If you live under a rock, or just don’t watch “reality” television like Dancing With the Stars — a show that gathers already rich, privileged or just plain annoyingly famous people and pits them against each other in a dance competition — you may not know that Bristol, the eldest daughter of Sarah Palin, is a contestant on the show.
Bristol made headlines for being pregnant at 17 whilst her mother was John McCain‘s running mate, etc, and is now (after much “we’re getting married/ no i hate him / it’s back on / no now i really hate him” drama that was sold to the highest bidding magazines) a single mother.
Bristol Palin has publicly experienced many of the hardships that pregnant young women privately face. I can only imagine what it must feel like to be 17, pregnant, and find out your “mistake” will be front-page news.
Bristol had plans to go to college and become a nurse, but, like many of the other 13.7 million single parents in the U.S., her life shifted when Tripp was born. Instead, she got a job at a medical office and started classes at a community college in Anchorage. Bristol’s celebrity and money cushion her experience relative to that of other single parents, but she, too, is struggling to manage work and parenting.
Except, no, she isn’t.
I sympathize, for certain, with Bristol’s position. Being a single parent is hard. I’ve done it, and there’s nothing more exhausting, rewarding or challenging. Nothing.

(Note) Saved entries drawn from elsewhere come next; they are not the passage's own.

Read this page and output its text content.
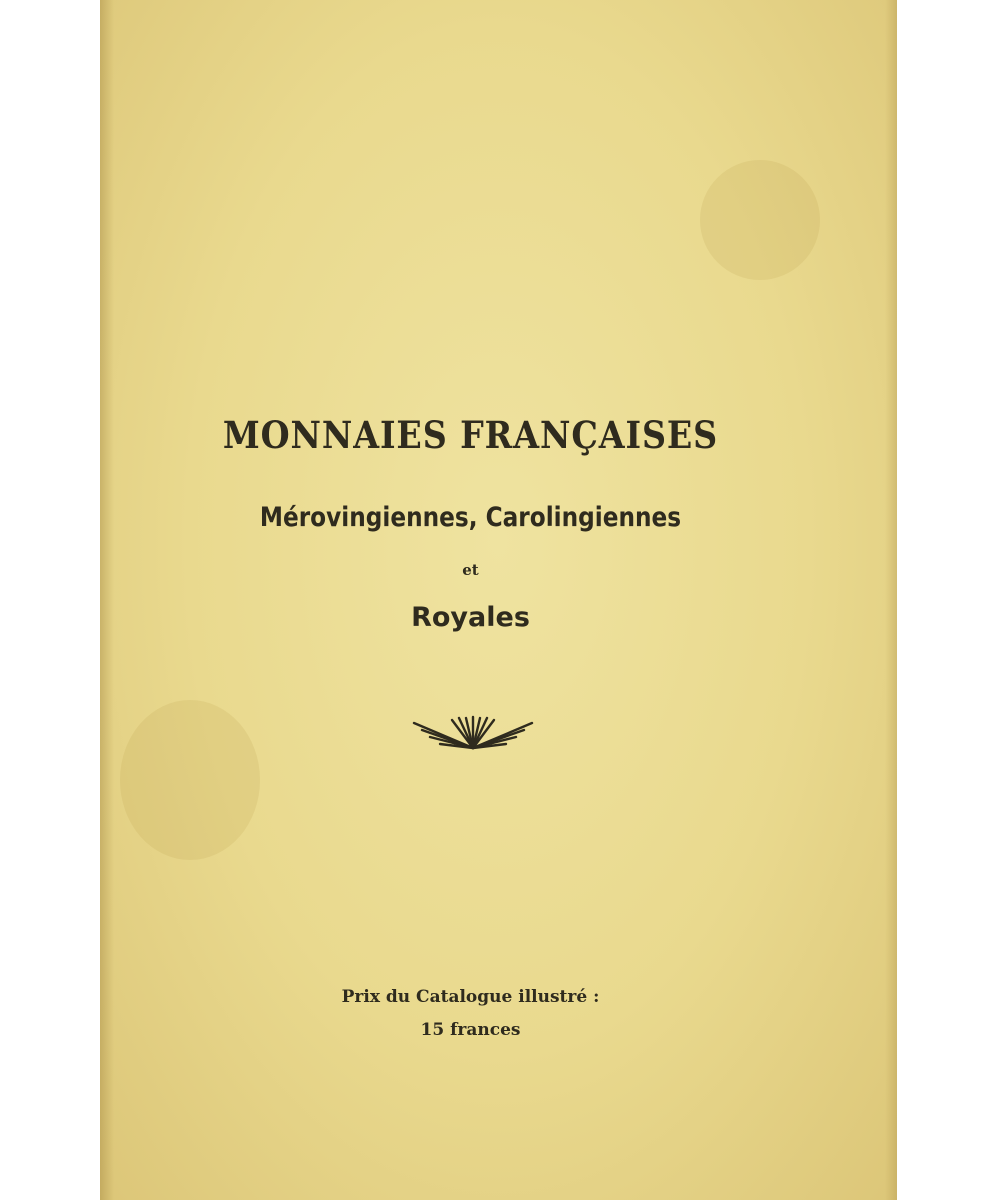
MONNAIES FRANÇAISES
Mérovingiennes, Carolingiennes
et
Royales
Prix du Catalogue illustré :
15 frances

But when I did it, I didn’t have a mother banking millions as a Tea Party speaker or pulling down major bank with a book about, well, whatever that book was about. And I wasn’t, unlike Bristol, getting paid $15 to $30K to encourage other youth to stay true to the abstinence-only sex education that failed us both.
Most of the other 13,699,000 single mothers in the U.S. are like I was: pulling down a salary in the very low two figures, struggling to be a present, quality parent while meeting obligations with work.
That’s why I won’t root for Bristol: because she’s not really a single mother. The single mother I was, and the single mothers I know, won’t pass on to their sons and daughters the same stupid ideas about sex and love that kept us ignorant. The single mothers I know don’t splash their faces on the front of a magazine (which has paid them a handsome fee) and lament the difficulty of their posh lifestyle while decrying the lack of privacy.
The don’t do any of that, because unlike Bristol and her speaking fees and familial wealth and appearance fee for “Stars,” they haven’t got the time.
They’re too busy being single mothers.